The deal for the planes, which are being built by Britain, Germany, Italy and Spain, is said to have secured 14,000 jobs in the British defence industry. That works out at pounds 1m for each job, or pounds 66m for each aircraft.
Labour and the Liberal Democrats locked themselves into the decision, welcoming it as a necessary enhancement of the RAF's defence capability.
The only hint of qualification came from the Liberal Democrat spokesman Menzies Campbell, who confined himself to caution about cost and time over-runs on a project that is already pounds 1.3bn over budget and three years late.
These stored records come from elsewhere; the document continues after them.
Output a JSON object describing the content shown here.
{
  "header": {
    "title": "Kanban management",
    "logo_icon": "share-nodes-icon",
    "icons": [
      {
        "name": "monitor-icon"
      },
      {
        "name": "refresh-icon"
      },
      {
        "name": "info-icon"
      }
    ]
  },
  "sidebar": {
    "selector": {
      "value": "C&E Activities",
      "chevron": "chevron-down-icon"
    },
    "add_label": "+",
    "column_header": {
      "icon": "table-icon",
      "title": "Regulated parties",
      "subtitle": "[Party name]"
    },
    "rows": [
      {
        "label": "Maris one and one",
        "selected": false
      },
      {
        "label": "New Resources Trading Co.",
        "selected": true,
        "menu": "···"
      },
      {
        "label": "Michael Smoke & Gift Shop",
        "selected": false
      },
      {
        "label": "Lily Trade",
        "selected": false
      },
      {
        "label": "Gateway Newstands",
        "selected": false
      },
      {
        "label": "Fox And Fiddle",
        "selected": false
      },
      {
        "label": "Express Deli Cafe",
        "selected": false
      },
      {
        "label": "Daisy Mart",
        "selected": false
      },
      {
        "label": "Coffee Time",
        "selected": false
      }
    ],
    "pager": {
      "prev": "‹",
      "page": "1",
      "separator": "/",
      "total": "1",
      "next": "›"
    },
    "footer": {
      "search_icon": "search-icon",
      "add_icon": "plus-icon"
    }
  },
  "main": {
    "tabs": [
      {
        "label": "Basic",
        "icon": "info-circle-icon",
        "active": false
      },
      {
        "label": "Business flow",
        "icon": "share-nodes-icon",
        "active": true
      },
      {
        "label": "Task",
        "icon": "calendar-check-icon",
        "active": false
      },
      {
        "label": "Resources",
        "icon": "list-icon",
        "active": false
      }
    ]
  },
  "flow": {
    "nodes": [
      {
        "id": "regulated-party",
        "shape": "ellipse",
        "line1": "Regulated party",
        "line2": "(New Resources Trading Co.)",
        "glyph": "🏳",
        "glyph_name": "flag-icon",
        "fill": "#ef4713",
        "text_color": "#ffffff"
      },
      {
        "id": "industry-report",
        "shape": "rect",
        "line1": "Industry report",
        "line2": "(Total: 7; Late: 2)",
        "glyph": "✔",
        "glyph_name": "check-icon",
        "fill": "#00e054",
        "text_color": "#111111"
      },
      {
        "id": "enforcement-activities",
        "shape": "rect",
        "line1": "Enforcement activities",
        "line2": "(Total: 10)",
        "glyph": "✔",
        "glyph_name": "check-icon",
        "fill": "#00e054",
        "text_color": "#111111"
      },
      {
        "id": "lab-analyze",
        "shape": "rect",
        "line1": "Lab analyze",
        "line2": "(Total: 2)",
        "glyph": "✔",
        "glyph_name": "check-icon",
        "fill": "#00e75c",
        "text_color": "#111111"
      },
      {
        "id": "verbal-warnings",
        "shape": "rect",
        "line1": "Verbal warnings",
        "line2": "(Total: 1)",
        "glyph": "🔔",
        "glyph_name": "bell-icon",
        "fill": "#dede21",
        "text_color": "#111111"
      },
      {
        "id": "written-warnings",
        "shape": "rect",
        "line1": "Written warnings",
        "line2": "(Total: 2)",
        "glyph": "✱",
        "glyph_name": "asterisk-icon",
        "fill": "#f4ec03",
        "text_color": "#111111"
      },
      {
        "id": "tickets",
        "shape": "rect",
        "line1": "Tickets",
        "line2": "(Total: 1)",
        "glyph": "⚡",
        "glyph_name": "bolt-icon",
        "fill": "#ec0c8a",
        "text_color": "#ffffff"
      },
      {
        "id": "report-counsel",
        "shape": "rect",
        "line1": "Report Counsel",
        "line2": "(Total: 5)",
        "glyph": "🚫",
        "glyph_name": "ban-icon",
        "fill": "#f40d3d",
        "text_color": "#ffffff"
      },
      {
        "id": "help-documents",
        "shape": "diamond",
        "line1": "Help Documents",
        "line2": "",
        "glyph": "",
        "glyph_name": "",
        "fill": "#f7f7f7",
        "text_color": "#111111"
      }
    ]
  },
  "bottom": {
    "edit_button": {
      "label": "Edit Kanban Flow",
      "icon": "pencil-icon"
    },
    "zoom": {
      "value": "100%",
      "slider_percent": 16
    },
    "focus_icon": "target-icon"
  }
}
John Weston, chairman of British Aerospace's defence division, said at Farnborough Air Show that the total project would be only 7 per cent over budget. "We think that's not a bad record for a programme of this complexity," he said.
The single-seater Eurofighter made a dramatic debut at the show in front of hundreds of trade and press spectators yesterday.
John Turner, the RAF test pilot, was ecstatic about the aircraft's capabilities. "I have to say you really feel like a king in this," he said. "We want someone to come and attack us so you can really see what this aircraft can do."
The project's official title, "Eurofighter 2000", had become something of a joke in the industry as the delivery date slipped towards 2005.
British Aerospace, however, insisted that many of the complex computer software problems which have dogged the development have now been solved. Managers were "absolutely confident" that the first planes bound for the RAF would be in service in 2001.
Though the UK is now apparently behind full-scale production, the Germans have yet to commit themselves to firm orders. The German parliament is due to vote on the project, which envisages 180 Eurofighters for Germany's air force, by the end of this year.
But Michael Heseltine, the Deputy Prime Minister, who opened the air show and who helped to initiate the project in 1983, was confident that the Germans would give the Eurofighter their full backing.
Mr Portillo said: "Today's announcement is excellent news for the Royal Air Force.
"It represents a crucial step forward towards providing them with a multi- role aircraft with the operational flexibility to respond to the uncertain challenges of the next century.
"The four-nation Eurofighter programme will ensure that the European aerospace industry remains at the forefront of technology."
The Eurofighter will be assembled at British Aerospace sites in Lancashire while Rolls-Royce will manufacture the engines, primarily at Bristol and Derby.
Dr David Clark, shadow secretary of state for defence, said: "For too long ministers have played politics with the jobs of our defence workers. The Eurofighter is vital to meet the future requirements of our armed forces."
While the Liberal Democrats joined the uncritical welcome, Mr Campbell added: "The industrial implications of this project are as significant as the military ones, but the Government must show a higher degree of financial control. Cost over-runs on Eurofighter will only damage the rest of the defence budget."